The 65% accuracy alert threshold represents a carefully calibrated balance. It's high enough to catch meaningful performance degradation (a drop from 70% to 60% success rate would signal serious issues) while avoiding false alarms from normal statistical variation. In puzzle-solving applications, maintaining consistent performance is critical for user experience.

This monitoring approach enables proactive maintenance rather than reactive firefighting. When performance drops below the threshold, the system can automatically trigger re-optimization using fresh data, potentially incorporating new puzzle patterns or addressing concept drift in the underlying language model capabilities.

Deployment criteria

Moving from development to production requires systematic evaluation against well-defined quality gates. These criteria ensure deployed models meet both performance and operational requirements:

Performance quality gates:

  • Success rate > 60%: This threshold represents meaningful puzzle-solving capability - roughly 6 out of 10 puzzles solved correctly
  • Optimization improvement > 5%: Ensures optimization efforts produce meaningful gains, not just statistical noise
  • Better than random > 25%: Random guessing would solve ~25% of puzzles by chance; our solver must demonstrate genuine reasoning
  • Resource efficiency: Response times under 30 seconds per puzzle, API costs within budget constraints

Operational readiness indicators:

  • Consistent performance across different puzzle difficulty levels (yellow, green, blue, purple groups)
  • Stable performance over time without significant degradation
  • Robust error handling for malformed inputs or API failures
  • Comprehensive logging and monitoring integration

Dagster Components benefits

This Connections solver exemplifies the power of combining DSPy's AI capabilities with Dagster's production orchestration.
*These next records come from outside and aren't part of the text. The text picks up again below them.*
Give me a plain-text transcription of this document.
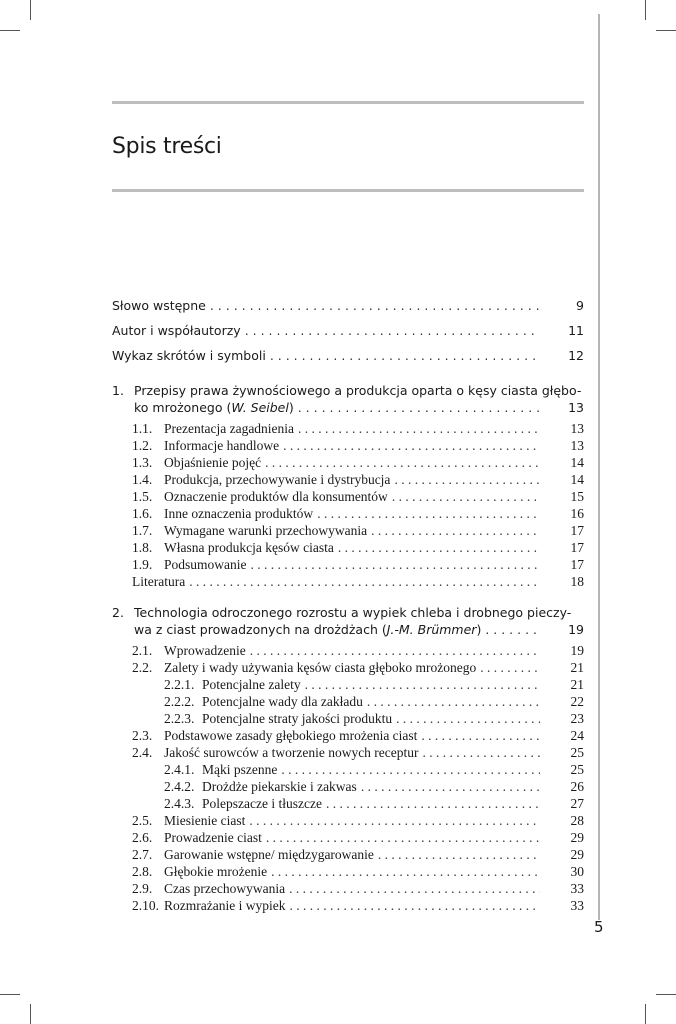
Spis treści
Słowo wstępne . . .	9
Autor i współautorzy . . .	11
Wykaz skrótów i symboli . . .	12
1. Przepisy prawa żywnościowego a produkcja oparta o kęsy ciasta głębo-
ko mrożonego (W. Seibel) . . .	13
1.1. Prezentacja zagadnienia . . .	13
1.2. Informacje handlowe . . .	13
1.3. Objaśnienie pojęć . . .	14
1.4. Produkcja, przechowywanie i dystrybucja . . .	14
1.5. Oznaczenie produktów dla konsumentów . . .	15
1.6. Inne oznaczenia produktów . . .	16
1.7. Wymagane warunki przechowywania . . .	17
1.8. Własna produkcja kęsów ciasta . . .	17
1.9. Podsumowanie . . .	17
Literatura . . .	18
2. Technologia odroczonego rozrostu a wypiek chleba i drobnego pieczy-
wa z ciast prowadzonych na drożdżach (J.-M. Brümmer) . . .	19
2.1. Wprowadzenie . . .	19
2.2. Zalety i wady używania kęsów ciasta głęboko mrożonego . . .	21
2.2.1. Potencjalne zalety . . .	21
2.2.2. Potencjalne wady dla zakładu . . .	22
2.2.3. Potencjalne straty jakości produktu . . .	23
2.3. Podstawowe zasady głębokiego mrożenia ciast . . .	24
2.4. Jakość surowców a tworzenie nowych receptur . . .	25
2.4.1. Mąki pszenne . . .	25
2.4.2. Drożdże piekarskie i zakwas . . .	26
2.4.3. Polepszacze i tłuszcze . . .	27
2.5. Miesienie ciast . . .	28
2.6. Prowadzenie ciast . . .	29
2.7. Garowanie wstępne/ międzygarowanie . . .	29
2.8. Głębokie mrożenie . . .	30
2.9. Czas przechowywania . . .	33
2.10. Rozmrażanie i wypiek . . .	33
5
The resulting architecture demonstrates several key advantages for building reliable AI systems:

Reusability and standardization: The ConnectionsModelBuilder component encapsulates puzzle-solving expertise in a reusable package. Teams can deploy this component across development, staging, and production environments with environment-specific configurations, ensuring consistent behavior while allowing for operational flexibility.
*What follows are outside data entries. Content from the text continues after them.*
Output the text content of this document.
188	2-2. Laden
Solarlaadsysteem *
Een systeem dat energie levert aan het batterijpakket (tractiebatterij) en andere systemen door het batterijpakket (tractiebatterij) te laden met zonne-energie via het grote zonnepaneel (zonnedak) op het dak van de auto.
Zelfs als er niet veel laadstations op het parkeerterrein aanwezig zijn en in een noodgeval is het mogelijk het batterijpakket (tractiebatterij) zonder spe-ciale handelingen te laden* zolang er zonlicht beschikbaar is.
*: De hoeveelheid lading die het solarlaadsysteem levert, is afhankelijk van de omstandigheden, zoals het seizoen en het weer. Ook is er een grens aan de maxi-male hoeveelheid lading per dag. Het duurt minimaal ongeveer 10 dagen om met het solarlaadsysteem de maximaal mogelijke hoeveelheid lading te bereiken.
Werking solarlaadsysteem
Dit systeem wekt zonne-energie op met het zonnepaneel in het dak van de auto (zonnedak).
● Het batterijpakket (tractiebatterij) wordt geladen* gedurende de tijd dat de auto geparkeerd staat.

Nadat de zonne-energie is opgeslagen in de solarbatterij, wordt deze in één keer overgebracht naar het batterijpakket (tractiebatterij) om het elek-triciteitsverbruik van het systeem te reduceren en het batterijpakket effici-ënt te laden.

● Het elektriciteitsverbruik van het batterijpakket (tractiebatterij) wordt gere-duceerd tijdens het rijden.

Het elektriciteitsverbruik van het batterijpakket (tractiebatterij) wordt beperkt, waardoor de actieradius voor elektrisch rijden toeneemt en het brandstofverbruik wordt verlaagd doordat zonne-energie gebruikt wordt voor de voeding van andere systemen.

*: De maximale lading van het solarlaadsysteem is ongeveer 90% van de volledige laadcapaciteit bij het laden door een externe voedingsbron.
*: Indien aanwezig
Complete observability: Every step from data ingestion through model optimization to performance evaluation is tracked and logged. This end-to-end visibility enables debugging performance issues, understanding model behavior, and maintaining audit trails for compliance requirements.

Production-ready operations: Built-in monitoring detects performance degradation, automated quality gates prevent deployment of underperforming models, and systematic evaluation ensures only models meeting strict criteria reach production. This operational rigor transforms experimental AI code into production-grade systems.

Scalable architecture: The component-based design supports scaling from individual research projects to enterprise-wide AI platforms. The same optimization and evaluation patterns can be applied to different puzzle types, game domains, or entirely different AI applications.

This architecture provides a proven blueprint for building sophisticated AI applications that combine the cutting-edge capabilities of modern language models with the operational discipline required for production deployment. The result is AI systems that are not just intelligent, but reliable, maintainable, and ready for real-world use.